From: Edgecombe, Rick P
Date: Mon Sep 09 2024 - 16:22:38 EST


On Mon, 2024-09-09 at 17:25 +0200, Paolo Bonzini wrote:
> On 9/4/24 05:07, Rick Edgecombe wrote:
> > +static inline u64 tdx_seamcall_sept(u64 op, struct tdx_module_args *in)
> > +{
> > +#define SEAMCALL_RETRY_MAX     16
>
> How is the 16 determined?  Also, is the lock per-VM or global?

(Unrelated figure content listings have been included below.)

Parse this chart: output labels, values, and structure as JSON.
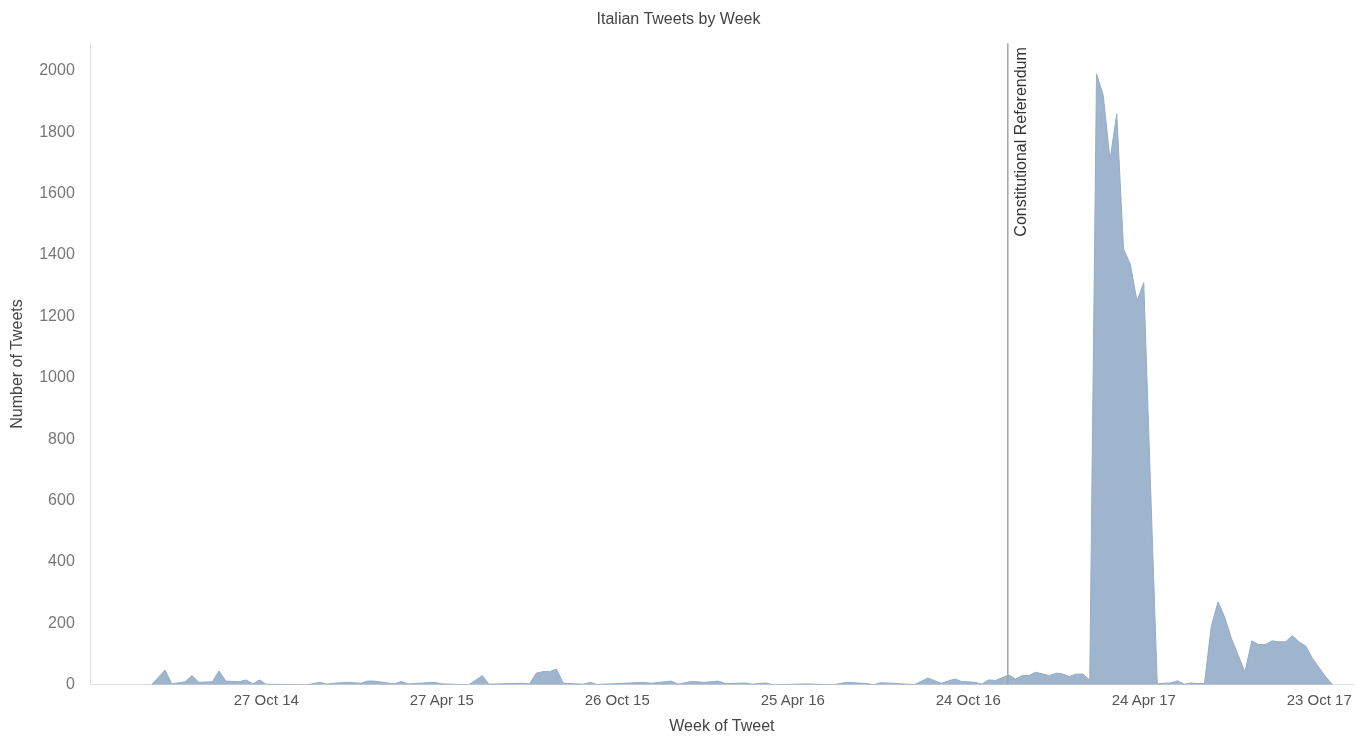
{
  "chart_data": {
    "type": "area",
    "title": "Italian Tweets by Week",
    "xlabel": "Week of Tweet",
    "ylabel": "Number of Tweets",
    "x": [
      "2014-06-30",
      "2014-07-14",
      "2014-07-21",
      "2014-08-04",
      "2014-08-11",
      "2014-08-18",
      "2014-09-01",
      "2014-09-08",
      "2014-09-15",
      "2014-09-29",
      "2014-10-06",
      "2014-10-13",
      "2014-10-20",
      "2014-10-27",
      "2014-12-08",
      "2014-12-22",
      "2014-12-29",
      "2015-01-05",
      "2015-01-19",
      "2015-02-02",
      "2015-02-09",
      "2015-02-16",
      "2015-03-09",
      "2015-03-16",
      "2015-03-23",
      "2015-04-20",
      "2015-04-27",
      "2015-05-25",
      "2015-06-08",
      "2015-06-15",
      "2015-07-20",
      "2015-07-27",
      "2015-08-03",
      "2015-08-10",
      "2015-08-17",
      "2015-08-24",
      "2015-08-31",
      "2015-09-21",
      "2015-09-28",
      "2015-10-05",
      "2015-11-23",
      "2015-11-30",
      "2015-12-21",
      "2015-12-28",
      "2016-01-11",
      "2016-01-25",
      "2016-02-08",
      "2016-02-15",
      "2016-03-07",
      "2016-03-14",
      "2016-03-28",
      "2016-04-04",
      "2016-05-09",
      "2016-06-06",
      "2016-06-20",
      "2016-07-11",
      "2016-07-18",
      "2016-07-25",
      "2016-08-22",
      "2016-08-29",
      "2016-09-12",
      "2016-09-26",
      "2016-10-10",
      "2016-10-17",
      "2016-10-31",
      "2016-11-07",
      "2016-11-14",
      "2016-11-21",
      "2016-12-05",
      "2016-12-12",
      "2016-12-19",
      "2016-12-26",
      "2017-01-02",
      "2017-01-16",
      "2017-01-23",
      "2017-01-30",
      "2017-02-06",
      "2017-02-13",
      "2017-02-20",
      "2017-02-27",
      "2017-03-06",
      "2017-03-13",
      "2017-03-20",
      "2017-03-27",
      "2017-04-03",
      "2017-04-10",
      "2017-04-17",
      "2017-04-24",
      "2017-05-01",
      "2017-05-08",
      "2017-05-15",
      "2017-05-22",
      "2017-05-29",
      "2017-06-05",
      "2017-06-12",
      "2017-06-19",
      "2017-06-26",
      "2017-07-03",
      "2017-07-10",
      "2017-07-17",
      "2017-07-24",
      "2017-07-31",
      "2017-08-07",
      "2017-08-14",
      "2017-08-21",
      "2017-08-28",
      "2017-09-04",
      "2017-09-11",
      "2017-09-18",
      "2017-09-25",
      "2017-10-02",
      "2017-10-09",
      "2017-10-16",
      "2017-10-23",
      "2017-10-30",
      "2017-11-06"
    ],
    "series": [
      {
        "color": "#94adc8",
        "values": [
          0,
          48,
          3,
          10,
          30,
          8,
          10,
          45,
          12,
          10,
          16,
          3,
          16,
          2,
          0,
          8,
          2,
          5,
          8,
          5,
          12,
          12,
          3,
          11,
          3,
          8,
          3,
          0,
          30,
          2,
          5,
          3,
          38,
          43,
          43,
          51,
          5,
          2,
          8,
          1,
          8,
          5,
          12,
          2,
          11,
          8,
          12,
          4,
          6,
          2,
          6,
          0,
          3,
          0,
          8,
          4,
          0,
          7,
          2,
          0,
          22,
          5,
          19,
          11,
          8,
          2,
          16,
          14,
          32,
          19,
          30,
          30,
          41,
          30,
          38,
          35,
          27,
          35,
          35,
          15,
          1990,
          1920,
          1710,
          1860,
          1420,
          1370,
          1250,
          1310,
          650,
          3,
          5,
          6,
          13,
          2,
          6,
          4,
          4,
          190,
          270,
          220,
          150,
          96,
          41,
          143,
          131,
          131,
          143,
          140,
          140,
          160,
          140,
          126,
          86,
          55,
          25,
          0
        ]
      }
    ],
    "xlim": [
      "2014-04-28",
      "2017-11-27"
    ],
    "xticks": [
      {
        "value": "2014-10-27",
        "label": "27 Oct 14"
      },
      {
        "value": "2015-04-27",
        "label": "27 Apr 15"
      },
      {
        "value": "2015-10-26",
        "label": "26 Oct 15"
      },
      {
        "value": "2016-04-25",
        "label": "25 Apr 16"
      },
      {
        "value": "2016-10-24",
        "label": "24 Oct 16"
      },
      {
        "value": "2017-04-24",
        "label": "24 Apr 17"
      },
      {
        "value": "2017-10-23",
        "label": "23 Oct 17"
      }
    ],
    "ylim": [
      0,
      2090
    ],
    "yticks": [
      0,
      200,
      400,
      600,
      800,
      1000,
      1200,
      1400,
      1600,
      1800,
      2000
    ],
    "ref_lines": [
      {
        "axis": "x",
        "value": "2016-12-04",
        "label": "Constitutional Referendum",
        "color": "#a6a6a6"
      }
    ],
    "grid": false,
    "legend": false
  }
}
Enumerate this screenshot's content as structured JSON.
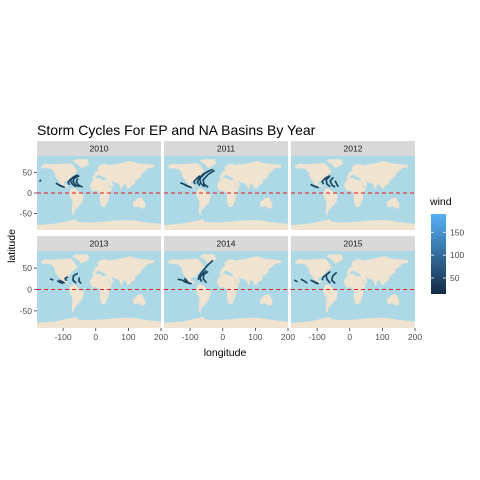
{
  "chart_data": {
    "type": "map-track-facets",
    "title": "Storm Cycles For EP and NA Basins By Year",
    "xlabel": "longitude",
    "ylabel": "latitude",
    "xlim": [
      -180,
      200
    ],
    "ylim": [
      -90,
      90
    ],
    "x_ticks": [
      -100,
      0,
      100,
      200
    ],
    "y_ticks": [
      -50,
      0,
      50
    ],
    "equator_line": {
      "y": 0,
      "color": "#e41a1c",
      "style": "dashed"
    },
    "colors": {
      "ocean": "#add8e6",
      "land": "#f0e3d0",
      "strip": "#d9d9d9",
      "track": "#16425f"
    },
    "legend": {
      "title": "wind",
      "breaks": [
        50,
        100,
        150
      ],
      "range": [
        15,
        190
      ],
      "color_low": "#132b43",
      "color_high": "#56b1f7"
    },
    "facets": [
      {
        "label": "2010"
      },
      {
        "label": "2011"
      },
      {
        "label": "2012"
      },
      {
        "label": "2013"
      },
      {
        "label": "2014"
      },
      {
        "label": "2015"
      }
    ]
  }
}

The lock being considered here is per-TD, but TDX_OPERAND_BUSY in general can be
for other locks. I'm not sure where the 16 came from, maybe Yuan or Isaku can
share the history. In any case, there seems to be some problems with this patch
or justification.

Regarding the zero-step mitigation, the TDX Module has a mitigation for an
attack where a malicious VMM causes repeated private EPT violations for the same
GPA. When this happens TDH.VP.ENTER will fail to enter the guest. Regardless of
zero-step detection, these SEPT related SEAMCALLs will exit with the checked
error code if they contend the mentioned lock. If there was some other (non-
zero-step related) contention for this lock and KVM tries to re-enter the TD too
many times without resolving an EPT violation, it might inadvertently trigger
the zero-step mitigation. I *think* this patch is trying to say not to worry
about this case, and do a simple retry loop instead to handle the contention.

But why 16 retries would be sufficient, I can't find a reason for. Getting this
required retry logic right is important because some failures
(TDH.MEM.RANGE.BLOCK) can lead to KVM_BUG_ON()s.

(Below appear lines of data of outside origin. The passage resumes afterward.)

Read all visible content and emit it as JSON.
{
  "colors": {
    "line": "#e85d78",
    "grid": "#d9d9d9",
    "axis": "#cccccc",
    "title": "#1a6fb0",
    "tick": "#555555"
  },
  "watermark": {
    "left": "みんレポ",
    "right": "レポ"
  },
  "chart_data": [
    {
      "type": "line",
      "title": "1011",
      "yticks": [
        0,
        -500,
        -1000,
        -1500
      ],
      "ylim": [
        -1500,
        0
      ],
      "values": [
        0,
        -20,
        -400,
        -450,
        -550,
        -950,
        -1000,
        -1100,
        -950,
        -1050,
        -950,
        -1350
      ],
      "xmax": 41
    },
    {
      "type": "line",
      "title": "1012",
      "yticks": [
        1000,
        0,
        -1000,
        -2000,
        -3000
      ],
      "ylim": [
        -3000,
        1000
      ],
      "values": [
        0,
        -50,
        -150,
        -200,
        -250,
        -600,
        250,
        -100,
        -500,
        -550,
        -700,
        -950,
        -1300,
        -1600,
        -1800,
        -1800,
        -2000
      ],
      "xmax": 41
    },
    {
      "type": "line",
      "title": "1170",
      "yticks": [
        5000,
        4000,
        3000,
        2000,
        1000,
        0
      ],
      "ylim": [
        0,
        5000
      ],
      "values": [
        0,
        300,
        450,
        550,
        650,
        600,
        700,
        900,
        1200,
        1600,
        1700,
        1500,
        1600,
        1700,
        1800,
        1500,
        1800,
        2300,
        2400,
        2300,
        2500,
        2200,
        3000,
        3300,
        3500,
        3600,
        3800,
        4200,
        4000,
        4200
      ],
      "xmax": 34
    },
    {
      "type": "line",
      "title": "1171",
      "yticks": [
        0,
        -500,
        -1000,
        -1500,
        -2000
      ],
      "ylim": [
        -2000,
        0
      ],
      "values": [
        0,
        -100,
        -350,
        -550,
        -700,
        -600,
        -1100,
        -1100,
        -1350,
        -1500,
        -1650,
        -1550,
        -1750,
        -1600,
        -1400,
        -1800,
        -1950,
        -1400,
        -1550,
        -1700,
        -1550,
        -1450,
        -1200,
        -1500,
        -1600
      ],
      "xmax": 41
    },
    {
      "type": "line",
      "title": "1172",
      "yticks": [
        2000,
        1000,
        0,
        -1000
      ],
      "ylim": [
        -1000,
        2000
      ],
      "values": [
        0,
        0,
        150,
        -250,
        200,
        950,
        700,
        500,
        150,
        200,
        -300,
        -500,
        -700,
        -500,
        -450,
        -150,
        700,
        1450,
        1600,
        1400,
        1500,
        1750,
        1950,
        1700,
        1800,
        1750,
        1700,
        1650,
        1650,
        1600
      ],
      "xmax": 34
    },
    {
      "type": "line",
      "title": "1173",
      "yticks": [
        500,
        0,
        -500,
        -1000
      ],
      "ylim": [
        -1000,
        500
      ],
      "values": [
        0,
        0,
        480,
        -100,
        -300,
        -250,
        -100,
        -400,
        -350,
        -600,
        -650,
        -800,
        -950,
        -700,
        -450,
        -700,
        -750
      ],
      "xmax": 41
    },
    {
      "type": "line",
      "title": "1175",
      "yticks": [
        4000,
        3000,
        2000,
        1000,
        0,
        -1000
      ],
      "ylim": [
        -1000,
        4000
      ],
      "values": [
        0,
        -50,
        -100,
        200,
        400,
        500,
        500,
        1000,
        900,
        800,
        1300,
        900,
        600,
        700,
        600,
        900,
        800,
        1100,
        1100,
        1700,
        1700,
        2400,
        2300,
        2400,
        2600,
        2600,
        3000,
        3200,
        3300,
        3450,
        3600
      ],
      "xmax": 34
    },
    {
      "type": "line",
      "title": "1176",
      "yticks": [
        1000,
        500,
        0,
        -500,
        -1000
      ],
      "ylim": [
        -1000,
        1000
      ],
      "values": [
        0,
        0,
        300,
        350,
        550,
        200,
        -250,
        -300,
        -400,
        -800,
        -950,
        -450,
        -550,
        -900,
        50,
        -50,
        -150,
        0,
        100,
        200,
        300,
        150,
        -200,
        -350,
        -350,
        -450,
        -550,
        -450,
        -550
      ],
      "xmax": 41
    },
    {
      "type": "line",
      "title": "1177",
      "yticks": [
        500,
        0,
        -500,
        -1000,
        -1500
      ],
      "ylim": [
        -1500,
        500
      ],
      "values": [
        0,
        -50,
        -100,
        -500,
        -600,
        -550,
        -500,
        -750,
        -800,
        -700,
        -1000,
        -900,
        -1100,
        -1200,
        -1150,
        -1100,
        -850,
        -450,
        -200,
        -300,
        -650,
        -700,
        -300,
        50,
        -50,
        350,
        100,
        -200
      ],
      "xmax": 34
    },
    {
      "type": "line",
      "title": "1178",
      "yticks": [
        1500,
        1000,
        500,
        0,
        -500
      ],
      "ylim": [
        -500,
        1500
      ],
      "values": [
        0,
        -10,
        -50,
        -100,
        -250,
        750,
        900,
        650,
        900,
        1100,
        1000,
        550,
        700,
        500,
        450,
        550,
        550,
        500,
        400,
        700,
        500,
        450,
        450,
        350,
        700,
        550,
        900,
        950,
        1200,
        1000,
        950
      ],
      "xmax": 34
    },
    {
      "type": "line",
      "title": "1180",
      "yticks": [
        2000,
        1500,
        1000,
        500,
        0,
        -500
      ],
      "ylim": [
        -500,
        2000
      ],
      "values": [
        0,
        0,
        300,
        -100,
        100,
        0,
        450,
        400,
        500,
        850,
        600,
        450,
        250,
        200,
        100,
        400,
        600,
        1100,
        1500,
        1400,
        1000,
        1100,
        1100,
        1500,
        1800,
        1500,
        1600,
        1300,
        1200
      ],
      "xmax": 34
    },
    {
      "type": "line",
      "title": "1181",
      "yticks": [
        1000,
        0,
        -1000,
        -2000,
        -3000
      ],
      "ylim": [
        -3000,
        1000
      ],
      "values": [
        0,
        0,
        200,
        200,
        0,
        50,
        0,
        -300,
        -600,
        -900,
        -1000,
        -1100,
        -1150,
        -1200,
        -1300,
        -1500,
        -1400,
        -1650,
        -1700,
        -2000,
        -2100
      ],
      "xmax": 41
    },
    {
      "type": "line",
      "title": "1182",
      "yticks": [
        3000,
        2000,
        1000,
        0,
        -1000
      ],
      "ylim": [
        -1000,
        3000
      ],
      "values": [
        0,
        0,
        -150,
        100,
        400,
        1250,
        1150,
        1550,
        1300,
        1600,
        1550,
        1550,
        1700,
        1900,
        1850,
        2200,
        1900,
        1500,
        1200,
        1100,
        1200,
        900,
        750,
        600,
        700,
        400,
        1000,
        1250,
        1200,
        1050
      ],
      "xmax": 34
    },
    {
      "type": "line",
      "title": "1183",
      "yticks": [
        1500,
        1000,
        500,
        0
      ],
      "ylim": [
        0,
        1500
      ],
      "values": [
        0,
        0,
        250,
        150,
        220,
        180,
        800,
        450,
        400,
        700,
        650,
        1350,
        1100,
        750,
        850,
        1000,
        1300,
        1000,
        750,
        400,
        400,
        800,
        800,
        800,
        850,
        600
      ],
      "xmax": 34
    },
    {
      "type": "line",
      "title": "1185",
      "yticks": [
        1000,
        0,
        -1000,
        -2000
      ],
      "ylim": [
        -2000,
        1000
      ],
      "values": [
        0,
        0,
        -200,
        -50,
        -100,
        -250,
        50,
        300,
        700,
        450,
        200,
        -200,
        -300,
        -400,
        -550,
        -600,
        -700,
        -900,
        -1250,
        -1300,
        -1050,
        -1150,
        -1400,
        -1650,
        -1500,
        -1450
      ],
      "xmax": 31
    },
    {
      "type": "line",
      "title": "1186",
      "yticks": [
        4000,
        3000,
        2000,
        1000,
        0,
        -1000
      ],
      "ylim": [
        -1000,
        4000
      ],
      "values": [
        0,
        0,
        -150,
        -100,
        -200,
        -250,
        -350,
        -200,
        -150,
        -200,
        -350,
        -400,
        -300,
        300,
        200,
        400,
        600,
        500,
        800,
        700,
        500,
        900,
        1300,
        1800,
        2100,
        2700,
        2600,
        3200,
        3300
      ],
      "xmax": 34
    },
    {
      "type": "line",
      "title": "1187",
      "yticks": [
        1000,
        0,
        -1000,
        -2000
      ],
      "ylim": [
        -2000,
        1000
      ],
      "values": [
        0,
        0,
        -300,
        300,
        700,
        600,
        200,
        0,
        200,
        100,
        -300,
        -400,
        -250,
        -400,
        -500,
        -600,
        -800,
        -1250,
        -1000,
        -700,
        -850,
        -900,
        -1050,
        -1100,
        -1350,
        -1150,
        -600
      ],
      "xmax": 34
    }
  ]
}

Per the docs, in general the VMM is supposed to retry SEAMCALLs that return
TDX_OPERAND_BUSY. I think we need to revisit the general question of which
SEAMCALLs we should be retrying and how many times/how long. The other
consideration is that KVM already has per-VM locking, that would prevent
contention for some of the locks. So depending on internal details KVM may not
need to do any retries in some cases.